Farmers and retailers have tried to absorb these rising costs over the past few months, Smith said. But “our view is that they’ve really reached breaking point, and they just can’t absorb any more”.
What will cost more?
Soft drinks, instant coffee, cooking oil, some canned goods and beef sausages are among the grocery items that have seen the sharpest price rises. Since the end of 2021, shoppers are now paying 50 per cent more for a 2-litre bottle of Coca Cola and Moccona instant coffee, according to Frugl data provided to The Herald and The Age. Meanwhile, Crisco’s sunflower oil has increased 20-30 per cent.
Baked beans and spaghetti in tomato sauce have risen by more than 30 per cent in some instances, while an 8-pack of beef sausages has increased by as much as 20 per cent.
National Farmers Federation chief economist Ash Salardini pointed to the long-lasting impacts of Russia’s invasion of Ukraine. Together, the two countries make up 30 per cent of global grain supply and are known as the world’s breadbasket. They are also key exporters of vegetable oils.
“Things like bread, anything that requires wheat – I daresay you’re going to be paying 20 to 30 per cent more,” Salardini told this masthead.
Most of that has already been priced in, but there’s further to go, he said. “Don’t expect any drops in the next 12 months. If you see 5-10 per cent increases, don’t be shocked.”
Frugl’s Smith believes the cost of fresh produce, like fruit and vegetables, will climb in coming weeks and months. “I don’t think this is coming. It’s happening now,” he said. “The fresh aisles ... are just quite bare.” This will push up demand elsewhere. “If there’s a shortage in fresh [produce] – there’ll be a shortage in frozen as well.”
Coles boss Steven Cain has remarked that the current inflationary pressures are the worst he has seen in some time, while Woolworths chief Brad Banducci said his supermarkets had seen 2-3 per cent price rises.
In response to cost of living pressures, both supermarket giants have lowered the price of hundreds of everyday items. Aldi and IGA noted the entire industry was facing cost pressures that would inevitably be passed on to consumers to some degree.
“We remain committed to passing on the smallest cost increases sustainable and maintaining our price gap to the competition,” an Aldi spokesperson said.
IGA stores have individual relationships with local suppliers. However, cost increases in items supplied by wholesale distributor Metcash, IGA’s parent company, will likely be copped by the customer.
“Where they have legitimate reasons to increase prices, we will need to pass on these cost increases to our independent retailers,” an IGA spokesperson said. “We help to address the impact of this on shoppers by seeking to supply our retailers with a wide range of products at different price points to provide shoppers with pricing options.”

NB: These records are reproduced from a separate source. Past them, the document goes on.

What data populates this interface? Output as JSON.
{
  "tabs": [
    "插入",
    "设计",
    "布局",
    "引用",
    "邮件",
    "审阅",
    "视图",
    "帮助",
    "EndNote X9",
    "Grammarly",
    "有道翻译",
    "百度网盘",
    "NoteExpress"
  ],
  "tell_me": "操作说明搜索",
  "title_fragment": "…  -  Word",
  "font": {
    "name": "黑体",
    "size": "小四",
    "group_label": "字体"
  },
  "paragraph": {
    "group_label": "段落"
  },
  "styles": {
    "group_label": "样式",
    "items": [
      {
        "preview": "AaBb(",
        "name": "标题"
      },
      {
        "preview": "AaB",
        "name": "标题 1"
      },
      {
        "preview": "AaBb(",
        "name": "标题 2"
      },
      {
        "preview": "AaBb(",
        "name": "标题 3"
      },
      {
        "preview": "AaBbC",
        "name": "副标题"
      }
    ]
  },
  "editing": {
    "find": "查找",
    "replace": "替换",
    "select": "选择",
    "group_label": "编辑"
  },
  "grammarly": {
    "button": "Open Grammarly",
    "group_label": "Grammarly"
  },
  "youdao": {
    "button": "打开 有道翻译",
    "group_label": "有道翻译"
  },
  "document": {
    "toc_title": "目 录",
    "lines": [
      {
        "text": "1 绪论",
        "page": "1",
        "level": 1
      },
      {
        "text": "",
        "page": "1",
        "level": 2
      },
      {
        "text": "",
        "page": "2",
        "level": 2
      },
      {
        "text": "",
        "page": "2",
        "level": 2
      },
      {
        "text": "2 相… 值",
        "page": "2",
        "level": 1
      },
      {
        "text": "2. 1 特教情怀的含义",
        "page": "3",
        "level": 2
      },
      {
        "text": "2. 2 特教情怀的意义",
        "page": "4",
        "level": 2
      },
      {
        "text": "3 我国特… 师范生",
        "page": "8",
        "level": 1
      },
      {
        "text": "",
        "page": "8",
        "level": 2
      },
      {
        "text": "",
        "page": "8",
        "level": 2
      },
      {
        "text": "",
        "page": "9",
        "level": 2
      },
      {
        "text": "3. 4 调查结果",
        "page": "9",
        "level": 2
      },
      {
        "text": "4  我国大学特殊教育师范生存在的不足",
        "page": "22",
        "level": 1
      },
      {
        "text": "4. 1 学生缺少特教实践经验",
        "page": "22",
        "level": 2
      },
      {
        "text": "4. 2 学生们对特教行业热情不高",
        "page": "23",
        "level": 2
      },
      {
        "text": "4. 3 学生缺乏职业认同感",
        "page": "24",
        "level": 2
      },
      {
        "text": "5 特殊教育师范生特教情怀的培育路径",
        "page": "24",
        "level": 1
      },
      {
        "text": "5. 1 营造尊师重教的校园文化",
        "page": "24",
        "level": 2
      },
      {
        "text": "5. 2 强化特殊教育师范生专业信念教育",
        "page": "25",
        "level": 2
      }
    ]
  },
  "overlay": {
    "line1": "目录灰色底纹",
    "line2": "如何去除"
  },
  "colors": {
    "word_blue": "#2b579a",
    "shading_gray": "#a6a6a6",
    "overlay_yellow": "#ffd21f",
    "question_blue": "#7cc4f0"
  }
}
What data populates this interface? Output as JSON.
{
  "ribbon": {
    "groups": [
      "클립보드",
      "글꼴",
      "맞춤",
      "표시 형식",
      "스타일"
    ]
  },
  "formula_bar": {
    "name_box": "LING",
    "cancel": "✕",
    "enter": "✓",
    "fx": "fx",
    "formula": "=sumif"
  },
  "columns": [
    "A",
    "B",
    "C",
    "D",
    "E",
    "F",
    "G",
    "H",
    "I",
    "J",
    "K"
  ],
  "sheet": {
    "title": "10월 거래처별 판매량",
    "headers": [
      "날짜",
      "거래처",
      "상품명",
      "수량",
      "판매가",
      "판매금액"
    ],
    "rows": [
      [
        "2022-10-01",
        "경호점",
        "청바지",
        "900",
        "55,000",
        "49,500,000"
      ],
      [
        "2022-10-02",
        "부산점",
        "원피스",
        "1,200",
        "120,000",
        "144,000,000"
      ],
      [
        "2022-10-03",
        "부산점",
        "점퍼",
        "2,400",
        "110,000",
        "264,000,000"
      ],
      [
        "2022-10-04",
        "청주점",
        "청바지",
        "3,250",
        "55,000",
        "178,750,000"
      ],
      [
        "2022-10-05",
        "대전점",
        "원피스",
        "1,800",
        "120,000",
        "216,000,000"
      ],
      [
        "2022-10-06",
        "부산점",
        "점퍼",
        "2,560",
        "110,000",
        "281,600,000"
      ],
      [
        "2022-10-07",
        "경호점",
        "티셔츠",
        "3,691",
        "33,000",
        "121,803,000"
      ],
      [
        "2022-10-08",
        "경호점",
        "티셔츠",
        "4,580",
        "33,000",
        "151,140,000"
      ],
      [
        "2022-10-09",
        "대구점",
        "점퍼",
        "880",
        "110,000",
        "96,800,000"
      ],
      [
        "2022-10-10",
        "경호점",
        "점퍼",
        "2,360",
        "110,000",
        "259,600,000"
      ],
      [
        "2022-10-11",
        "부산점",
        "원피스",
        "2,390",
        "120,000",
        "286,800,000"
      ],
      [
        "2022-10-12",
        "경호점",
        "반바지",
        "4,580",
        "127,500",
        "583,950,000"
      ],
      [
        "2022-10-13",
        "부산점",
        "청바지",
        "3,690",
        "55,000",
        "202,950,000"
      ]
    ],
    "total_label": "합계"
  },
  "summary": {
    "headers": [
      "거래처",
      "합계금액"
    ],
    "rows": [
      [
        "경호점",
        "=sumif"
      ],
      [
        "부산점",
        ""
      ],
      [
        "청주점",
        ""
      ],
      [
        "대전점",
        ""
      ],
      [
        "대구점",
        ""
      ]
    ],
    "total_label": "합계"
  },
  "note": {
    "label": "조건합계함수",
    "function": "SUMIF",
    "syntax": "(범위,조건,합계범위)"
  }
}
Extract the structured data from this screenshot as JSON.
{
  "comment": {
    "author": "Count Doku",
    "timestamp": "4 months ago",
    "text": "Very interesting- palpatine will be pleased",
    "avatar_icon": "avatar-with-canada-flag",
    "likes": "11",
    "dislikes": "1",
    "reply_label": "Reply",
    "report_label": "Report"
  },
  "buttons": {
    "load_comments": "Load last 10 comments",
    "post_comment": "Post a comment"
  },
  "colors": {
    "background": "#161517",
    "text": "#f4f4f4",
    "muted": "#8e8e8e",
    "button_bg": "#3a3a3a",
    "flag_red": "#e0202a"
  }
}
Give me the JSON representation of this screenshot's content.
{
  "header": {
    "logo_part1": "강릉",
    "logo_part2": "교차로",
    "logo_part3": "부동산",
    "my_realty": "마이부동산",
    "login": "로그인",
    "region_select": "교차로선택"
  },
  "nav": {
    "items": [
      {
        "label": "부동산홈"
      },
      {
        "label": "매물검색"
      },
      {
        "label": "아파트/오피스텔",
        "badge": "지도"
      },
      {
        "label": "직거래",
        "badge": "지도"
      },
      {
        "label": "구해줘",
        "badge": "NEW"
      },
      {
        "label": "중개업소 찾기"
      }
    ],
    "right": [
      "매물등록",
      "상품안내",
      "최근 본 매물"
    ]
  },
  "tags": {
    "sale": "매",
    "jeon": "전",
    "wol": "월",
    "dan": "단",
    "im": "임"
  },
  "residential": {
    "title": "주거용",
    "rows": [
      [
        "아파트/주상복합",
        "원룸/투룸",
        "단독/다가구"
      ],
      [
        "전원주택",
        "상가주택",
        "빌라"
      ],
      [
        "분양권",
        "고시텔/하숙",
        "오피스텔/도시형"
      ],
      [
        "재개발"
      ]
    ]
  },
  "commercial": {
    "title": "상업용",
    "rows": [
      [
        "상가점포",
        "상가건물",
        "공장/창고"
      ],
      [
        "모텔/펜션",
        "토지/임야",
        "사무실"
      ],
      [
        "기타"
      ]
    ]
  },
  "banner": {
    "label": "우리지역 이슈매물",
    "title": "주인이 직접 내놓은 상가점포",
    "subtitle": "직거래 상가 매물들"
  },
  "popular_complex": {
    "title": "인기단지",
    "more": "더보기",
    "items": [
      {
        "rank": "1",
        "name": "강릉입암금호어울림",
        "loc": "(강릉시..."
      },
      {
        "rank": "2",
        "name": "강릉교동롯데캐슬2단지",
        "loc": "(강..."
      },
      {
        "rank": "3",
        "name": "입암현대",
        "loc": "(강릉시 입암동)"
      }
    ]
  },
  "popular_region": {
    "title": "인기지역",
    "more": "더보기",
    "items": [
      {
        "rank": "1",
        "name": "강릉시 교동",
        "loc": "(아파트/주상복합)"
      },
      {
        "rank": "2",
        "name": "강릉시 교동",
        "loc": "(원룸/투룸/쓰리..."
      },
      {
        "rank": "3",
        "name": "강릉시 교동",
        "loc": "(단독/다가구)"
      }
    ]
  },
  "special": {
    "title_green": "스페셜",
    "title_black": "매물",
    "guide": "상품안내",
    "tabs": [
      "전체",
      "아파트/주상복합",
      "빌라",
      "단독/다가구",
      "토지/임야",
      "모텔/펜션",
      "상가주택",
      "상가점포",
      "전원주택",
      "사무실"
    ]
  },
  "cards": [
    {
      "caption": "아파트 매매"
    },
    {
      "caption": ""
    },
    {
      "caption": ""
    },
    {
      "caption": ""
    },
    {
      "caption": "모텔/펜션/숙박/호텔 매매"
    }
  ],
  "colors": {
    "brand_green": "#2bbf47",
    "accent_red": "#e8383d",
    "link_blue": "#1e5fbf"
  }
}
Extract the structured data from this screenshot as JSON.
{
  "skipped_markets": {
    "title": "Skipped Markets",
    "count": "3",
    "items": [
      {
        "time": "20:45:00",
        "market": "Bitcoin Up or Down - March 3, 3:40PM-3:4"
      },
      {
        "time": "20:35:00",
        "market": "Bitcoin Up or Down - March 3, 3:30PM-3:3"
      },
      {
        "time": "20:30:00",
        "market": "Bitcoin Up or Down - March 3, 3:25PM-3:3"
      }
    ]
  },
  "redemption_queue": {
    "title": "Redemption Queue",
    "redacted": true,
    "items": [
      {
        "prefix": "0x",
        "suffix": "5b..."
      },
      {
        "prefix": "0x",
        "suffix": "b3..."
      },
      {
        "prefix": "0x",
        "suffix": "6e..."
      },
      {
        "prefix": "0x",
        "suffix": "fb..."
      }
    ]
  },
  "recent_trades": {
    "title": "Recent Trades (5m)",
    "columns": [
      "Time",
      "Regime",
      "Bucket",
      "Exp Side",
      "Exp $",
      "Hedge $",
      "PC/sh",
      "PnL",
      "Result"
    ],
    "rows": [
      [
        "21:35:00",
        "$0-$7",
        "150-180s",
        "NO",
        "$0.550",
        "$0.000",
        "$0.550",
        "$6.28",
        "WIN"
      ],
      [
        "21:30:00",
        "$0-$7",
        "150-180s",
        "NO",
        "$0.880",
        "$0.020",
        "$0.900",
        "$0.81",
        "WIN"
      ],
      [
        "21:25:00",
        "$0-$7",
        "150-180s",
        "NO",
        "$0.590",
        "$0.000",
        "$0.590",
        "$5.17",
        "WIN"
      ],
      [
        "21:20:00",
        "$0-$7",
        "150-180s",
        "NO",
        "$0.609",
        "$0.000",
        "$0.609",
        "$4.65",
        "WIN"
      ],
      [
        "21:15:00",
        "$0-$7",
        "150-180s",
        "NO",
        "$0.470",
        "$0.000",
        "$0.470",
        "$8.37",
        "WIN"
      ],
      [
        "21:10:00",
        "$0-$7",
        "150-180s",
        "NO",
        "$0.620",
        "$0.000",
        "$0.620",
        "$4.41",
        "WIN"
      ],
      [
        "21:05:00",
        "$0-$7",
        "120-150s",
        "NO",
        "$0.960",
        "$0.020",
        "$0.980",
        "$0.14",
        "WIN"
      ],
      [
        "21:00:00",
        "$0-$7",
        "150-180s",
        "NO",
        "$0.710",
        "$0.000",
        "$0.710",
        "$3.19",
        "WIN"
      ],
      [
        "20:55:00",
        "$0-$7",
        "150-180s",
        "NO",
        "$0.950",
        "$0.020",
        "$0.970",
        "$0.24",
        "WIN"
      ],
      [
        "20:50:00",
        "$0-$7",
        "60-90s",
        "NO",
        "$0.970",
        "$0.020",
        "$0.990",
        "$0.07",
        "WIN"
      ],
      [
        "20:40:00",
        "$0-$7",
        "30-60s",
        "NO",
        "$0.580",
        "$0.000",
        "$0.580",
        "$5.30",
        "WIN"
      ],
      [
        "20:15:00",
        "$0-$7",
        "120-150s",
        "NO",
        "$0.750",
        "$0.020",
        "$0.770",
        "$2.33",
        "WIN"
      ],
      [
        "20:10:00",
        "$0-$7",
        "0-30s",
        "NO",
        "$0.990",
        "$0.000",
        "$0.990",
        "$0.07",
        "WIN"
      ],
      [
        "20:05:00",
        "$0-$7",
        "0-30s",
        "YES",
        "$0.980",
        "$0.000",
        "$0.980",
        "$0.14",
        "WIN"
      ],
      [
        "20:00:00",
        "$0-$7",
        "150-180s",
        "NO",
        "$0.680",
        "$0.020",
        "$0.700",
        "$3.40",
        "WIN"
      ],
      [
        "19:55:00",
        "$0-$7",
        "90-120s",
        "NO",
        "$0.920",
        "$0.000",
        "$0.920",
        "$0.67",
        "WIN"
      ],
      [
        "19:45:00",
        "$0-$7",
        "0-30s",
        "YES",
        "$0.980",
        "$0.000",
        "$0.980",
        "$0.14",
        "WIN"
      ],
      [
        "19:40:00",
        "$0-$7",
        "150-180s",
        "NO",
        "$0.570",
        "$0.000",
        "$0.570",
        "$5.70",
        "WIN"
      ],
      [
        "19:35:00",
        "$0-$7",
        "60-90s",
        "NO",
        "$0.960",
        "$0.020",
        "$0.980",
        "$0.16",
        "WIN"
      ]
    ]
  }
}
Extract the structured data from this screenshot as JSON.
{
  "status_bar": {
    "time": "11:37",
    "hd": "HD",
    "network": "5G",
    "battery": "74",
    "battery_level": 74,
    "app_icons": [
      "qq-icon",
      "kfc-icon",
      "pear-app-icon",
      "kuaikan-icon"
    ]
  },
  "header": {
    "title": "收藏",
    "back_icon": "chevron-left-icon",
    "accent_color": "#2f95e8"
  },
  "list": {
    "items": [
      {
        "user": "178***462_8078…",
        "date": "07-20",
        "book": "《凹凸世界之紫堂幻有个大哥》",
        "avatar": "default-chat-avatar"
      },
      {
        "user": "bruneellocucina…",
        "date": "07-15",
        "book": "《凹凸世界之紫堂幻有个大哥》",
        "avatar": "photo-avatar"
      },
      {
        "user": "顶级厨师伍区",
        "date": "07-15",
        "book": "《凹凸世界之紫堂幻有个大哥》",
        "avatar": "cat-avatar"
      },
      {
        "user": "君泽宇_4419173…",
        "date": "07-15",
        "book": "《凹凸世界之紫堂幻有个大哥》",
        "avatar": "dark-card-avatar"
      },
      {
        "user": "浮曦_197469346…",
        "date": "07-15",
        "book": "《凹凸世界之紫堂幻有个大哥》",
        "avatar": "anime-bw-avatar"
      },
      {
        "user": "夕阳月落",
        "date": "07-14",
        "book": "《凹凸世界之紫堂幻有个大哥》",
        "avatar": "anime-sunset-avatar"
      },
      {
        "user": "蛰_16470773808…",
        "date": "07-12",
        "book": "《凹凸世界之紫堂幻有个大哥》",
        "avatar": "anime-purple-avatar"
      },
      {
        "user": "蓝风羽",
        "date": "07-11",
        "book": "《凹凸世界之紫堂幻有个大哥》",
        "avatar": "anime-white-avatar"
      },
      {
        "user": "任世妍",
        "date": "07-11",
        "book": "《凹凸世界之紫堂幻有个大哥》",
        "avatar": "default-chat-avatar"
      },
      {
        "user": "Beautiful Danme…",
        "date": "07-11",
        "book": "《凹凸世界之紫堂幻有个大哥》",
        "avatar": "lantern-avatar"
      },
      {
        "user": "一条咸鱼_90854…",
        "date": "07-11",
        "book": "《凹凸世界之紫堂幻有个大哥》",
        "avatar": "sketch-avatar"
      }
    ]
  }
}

Australian Farmers Markets Association chair Jane Adams urged Australians to shop at local businesses and markets as a way to reduce costs and ensure a viable alternative to supermarkets, which have much longer supply chain links.
“If the farmer’s input costs are within better control, that balance can be passed onto the consumer,” Adams said, pointing out that local producers have greater control and flexibility over things like packaging.
“While you’re doing that, you’re supporting Australia’s farmers and artisan food makers.”